É na vitória da guerra, celebrada pelos vencedores, segundo a imprensa da época, chorando, que finalmente entra em concretização a Unidade da Europa, que foi a Europa Ocidental, numa data em que George Ball vaticinava a divisão do globo em zonas que seriam as seguintes: EUA, Rússia, Europa do Leste, a Ásia e a África. Nesta data, a União Europeia tem um passado notável, mas de quando em vez uma crise, que surgirá, por exemplo, principalmente jurídica, como quando a Polónia e a Hungria, usando a legalidade que os textos julgaram que lhes conferem, exigiram unanimidade, pelo que não aprovaram logo as propostas financeiras, com prejuízo global, invocando que "o respeito pelo Estado de direito" faz sentido, e por isso exigiram ser reconhecida a invalidade, aos membros do organizado Estudo de Recuperação, exigido sobretudo pela crise causada pelos efeitos da destruidora epidemia.

Talvez seja útil pensar em factos que condicionaram a pluralidade de vistas, do futuro da União. Em primeiro lugar, durante dezenas de anos, cumprindo o aviso da voz de Churchill, tivemos duas meias-Europas. Na assembleia da ONU, Paul-Henry Spaak, em 1948, dirigindo-se à Rússia, disse: "Sabeis qual é a base da nossa política? É o medo, o medo de vós, o medo da vossa política, o medo do vosso governo."

O fim do sovietismo, em que teve importância o Projeto de Assis, os países que ganharam destruir o Muro tinham por ambição recuperar o poder soberano que em décadas tinham perdido. A sua ambição de liberdade não era a mesma dos fundadores da União ocidental, nem a experiência. Não foi apenas nos EUA que um presidente não se deu conta de que a estrutura internacional, definida na Carta da ONU, tem de ser revista, se conseguir alterar a paz.

O famoso Hans Küng, no seu Islão (2010), estabelece a diferença entre "essencial" dos princípios e "paradigma", para compreender a história vigente na época. Talvez Ortega (1883-1955) preferisse "circunstância", porque a União enfrentou uma oposição não prevista em nenhum dos textos reguladores, situação (A Rebelião das Massas, 1930) que talvez assim chamasse, para ser interpretada, como a experiência histórica dos contraditórios, isto porque era a "moderna época de democracia ocidental" que todos os povos integrados tarde na União estão ainda corrigidos pela sua nova "circunstância".

O bom senso governativo da União Europeia encontrou solução para ultrapassar uma circunstância também trazida pelos "cisnes negros" que de quando em vez perturbam os princípios.
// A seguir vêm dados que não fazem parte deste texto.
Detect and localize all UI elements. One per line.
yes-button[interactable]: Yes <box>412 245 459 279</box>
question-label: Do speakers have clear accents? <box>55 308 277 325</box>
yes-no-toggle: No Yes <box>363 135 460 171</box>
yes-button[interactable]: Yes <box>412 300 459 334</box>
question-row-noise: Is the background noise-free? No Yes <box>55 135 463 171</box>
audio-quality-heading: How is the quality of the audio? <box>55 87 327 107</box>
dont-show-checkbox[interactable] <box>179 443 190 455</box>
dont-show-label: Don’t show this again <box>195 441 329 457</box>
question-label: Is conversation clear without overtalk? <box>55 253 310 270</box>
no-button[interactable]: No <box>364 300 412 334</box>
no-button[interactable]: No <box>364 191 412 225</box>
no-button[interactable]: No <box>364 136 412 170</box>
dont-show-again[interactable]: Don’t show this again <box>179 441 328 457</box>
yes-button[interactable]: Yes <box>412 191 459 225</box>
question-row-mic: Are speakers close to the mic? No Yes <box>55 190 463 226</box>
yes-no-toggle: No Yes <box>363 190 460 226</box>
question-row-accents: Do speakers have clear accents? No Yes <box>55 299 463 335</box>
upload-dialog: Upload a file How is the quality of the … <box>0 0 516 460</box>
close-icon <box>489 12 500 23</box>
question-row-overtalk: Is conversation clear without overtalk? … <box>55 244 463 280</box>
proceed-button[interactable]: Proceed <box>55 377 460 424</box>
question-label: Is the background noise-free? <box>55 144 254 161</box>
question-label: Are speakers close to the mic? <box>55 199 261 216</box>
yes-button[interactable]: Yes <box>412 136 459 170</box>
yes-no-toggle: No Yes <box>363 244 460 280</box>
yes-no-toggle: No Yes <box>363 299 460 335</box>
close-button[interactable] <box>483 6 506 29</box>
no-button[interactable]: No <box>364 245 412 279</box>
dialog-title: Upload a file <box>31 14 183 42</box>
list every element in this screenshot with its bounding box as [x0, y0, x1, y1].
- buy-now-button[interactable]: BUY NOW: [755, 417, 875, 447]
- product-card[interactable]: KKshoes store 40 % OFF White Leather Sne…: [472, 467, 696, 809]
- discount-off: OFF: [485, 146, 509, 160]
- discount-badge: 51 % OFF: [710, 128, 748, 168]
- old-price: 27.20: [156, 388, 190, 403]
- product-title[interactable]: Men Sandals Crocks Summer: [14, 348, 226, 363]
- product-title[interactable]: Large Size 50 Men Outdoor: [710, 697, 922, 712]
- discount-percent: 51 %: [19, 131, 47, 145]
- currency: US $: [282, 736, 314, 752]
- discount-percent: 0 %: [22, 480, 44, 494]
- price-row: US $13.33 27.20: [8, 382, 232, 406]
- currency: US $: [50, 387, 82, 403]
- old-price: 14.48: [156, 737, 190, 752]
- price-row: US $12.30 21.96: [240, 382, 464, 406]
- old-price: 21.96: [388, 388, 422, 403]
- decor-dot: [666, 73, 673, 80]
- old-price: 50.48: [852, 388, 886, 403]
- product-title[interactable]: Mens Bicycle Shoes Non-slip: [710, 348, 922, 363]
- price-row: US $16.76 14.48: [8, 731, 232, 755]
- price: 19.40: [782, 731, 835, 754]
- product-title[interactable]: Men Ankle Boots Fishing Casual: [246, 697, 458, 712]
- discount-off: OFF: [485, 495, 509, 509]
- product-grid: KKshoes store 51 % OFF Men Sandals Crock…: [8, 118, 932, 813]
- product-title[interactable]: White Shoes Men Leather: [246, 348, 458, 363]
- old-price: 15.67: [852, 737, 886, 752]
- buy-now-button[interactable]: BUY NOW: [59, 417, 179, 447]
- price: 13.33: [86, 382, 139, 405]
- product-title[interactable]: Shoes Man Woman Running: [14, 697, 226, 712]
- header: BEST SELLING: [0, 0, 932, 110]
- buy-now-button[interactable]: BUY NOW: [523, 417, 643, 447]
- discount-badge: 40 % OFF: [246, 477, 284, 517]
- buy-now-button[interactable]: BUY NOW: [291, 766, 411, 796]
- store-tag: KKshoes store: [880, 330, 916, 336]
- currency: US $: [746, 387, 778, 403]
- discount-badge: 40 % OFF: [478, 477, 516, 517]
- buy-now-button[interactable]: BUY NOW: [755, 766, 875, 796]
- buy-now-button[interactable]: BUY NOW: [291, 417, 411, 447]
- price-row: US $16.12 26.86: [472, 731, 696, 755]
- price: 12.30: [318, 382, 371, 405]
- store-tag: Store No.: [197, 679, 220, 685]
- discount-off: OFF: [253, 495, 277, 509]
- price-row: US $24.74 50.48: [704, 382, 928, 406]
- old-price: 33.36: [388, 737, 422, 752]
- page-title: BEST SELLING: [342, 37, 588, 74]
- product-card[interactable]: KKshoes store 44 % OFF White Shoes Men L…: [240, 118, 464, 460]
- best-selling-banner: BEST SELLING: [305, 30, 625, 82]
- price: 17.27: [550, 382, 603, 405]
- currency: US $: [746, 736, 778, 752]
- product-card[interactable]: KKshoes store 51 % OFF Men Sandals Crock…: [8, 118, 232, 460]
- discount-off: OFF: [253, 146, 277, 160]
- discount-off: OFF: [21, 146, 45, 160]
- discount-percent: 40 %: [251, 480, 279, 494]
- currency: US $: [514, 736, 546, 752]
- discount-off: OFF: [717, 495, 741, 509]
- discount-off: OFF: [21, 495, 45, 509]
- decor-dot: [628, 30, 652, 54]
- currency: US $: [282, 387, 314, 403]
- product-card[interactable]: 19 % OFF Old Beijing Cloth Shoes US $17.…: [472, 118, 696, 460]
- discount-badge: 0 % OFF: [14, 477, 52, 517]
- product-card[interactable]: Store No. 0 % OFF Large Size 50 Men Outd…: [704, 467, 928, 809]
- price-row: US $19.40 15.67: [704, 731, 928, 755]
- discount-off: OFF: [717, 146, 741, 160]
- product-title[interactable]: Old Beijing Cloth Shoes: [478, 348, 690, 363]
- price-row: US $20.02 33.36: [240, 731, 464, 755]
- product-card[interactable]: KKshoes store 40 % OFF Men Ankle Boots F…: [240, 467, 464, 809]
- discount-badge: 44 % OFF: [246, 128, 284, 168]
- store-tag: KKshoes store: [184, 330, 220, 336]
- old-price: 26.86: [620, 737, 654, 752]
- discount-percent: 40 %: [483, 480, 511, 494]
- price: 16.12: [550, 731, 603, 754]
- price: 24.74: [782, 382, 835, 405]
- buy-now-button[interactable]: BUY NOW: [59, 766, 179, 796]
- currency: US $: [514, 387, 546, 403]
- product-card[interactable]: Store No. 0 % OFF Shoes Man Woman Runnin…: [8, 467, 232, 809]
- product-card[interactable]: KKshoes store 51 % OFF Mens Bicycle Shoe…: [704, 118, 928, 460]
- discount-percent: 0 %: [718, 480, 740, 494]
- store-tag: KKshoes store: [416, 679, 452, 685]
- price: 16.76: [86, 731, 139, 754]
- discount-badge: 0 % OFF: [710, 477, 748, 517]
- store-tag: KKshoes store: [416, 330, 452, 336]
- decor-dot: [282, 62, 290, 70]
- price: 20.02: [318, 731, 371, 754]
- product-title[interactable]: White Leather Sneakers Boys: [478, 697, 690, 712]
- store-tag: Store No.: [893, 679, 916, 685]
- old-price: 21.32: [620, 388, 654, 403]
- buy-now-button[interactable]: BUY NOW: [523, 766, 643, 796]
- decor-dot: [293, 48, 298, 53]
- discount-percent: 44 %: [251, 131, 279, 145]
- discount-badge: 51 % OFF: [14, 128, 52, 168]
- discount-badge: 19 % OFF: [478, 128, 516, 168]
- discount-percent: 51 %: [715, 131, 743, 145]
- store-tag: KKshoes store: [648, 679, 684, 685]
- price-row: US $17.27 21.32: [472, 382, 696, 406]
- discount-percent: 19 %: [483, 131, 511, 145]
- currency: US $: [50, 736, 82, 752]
A pandemia é seguramente o mais negro dos cisnes, que torna difícil generalizar a previsão de que toda a ordem internacional, consagrada pela fundação da ONU, da UNESCO e da União, vai defrontar-se com a circunstância exigente de reorganizar a paz orientada pela justiça natural. Tal incidente ajuda à compreensão desse desejado futuro, que finalmente respeitará um centro de valores comuns.

Desejamos que os EUA recuperem o dever e a responsabilidade, não admitindo um futuro regresso à experiência a que foram submetidos nos últimos quatro anos, cujo passado tenta recuperar o movimento.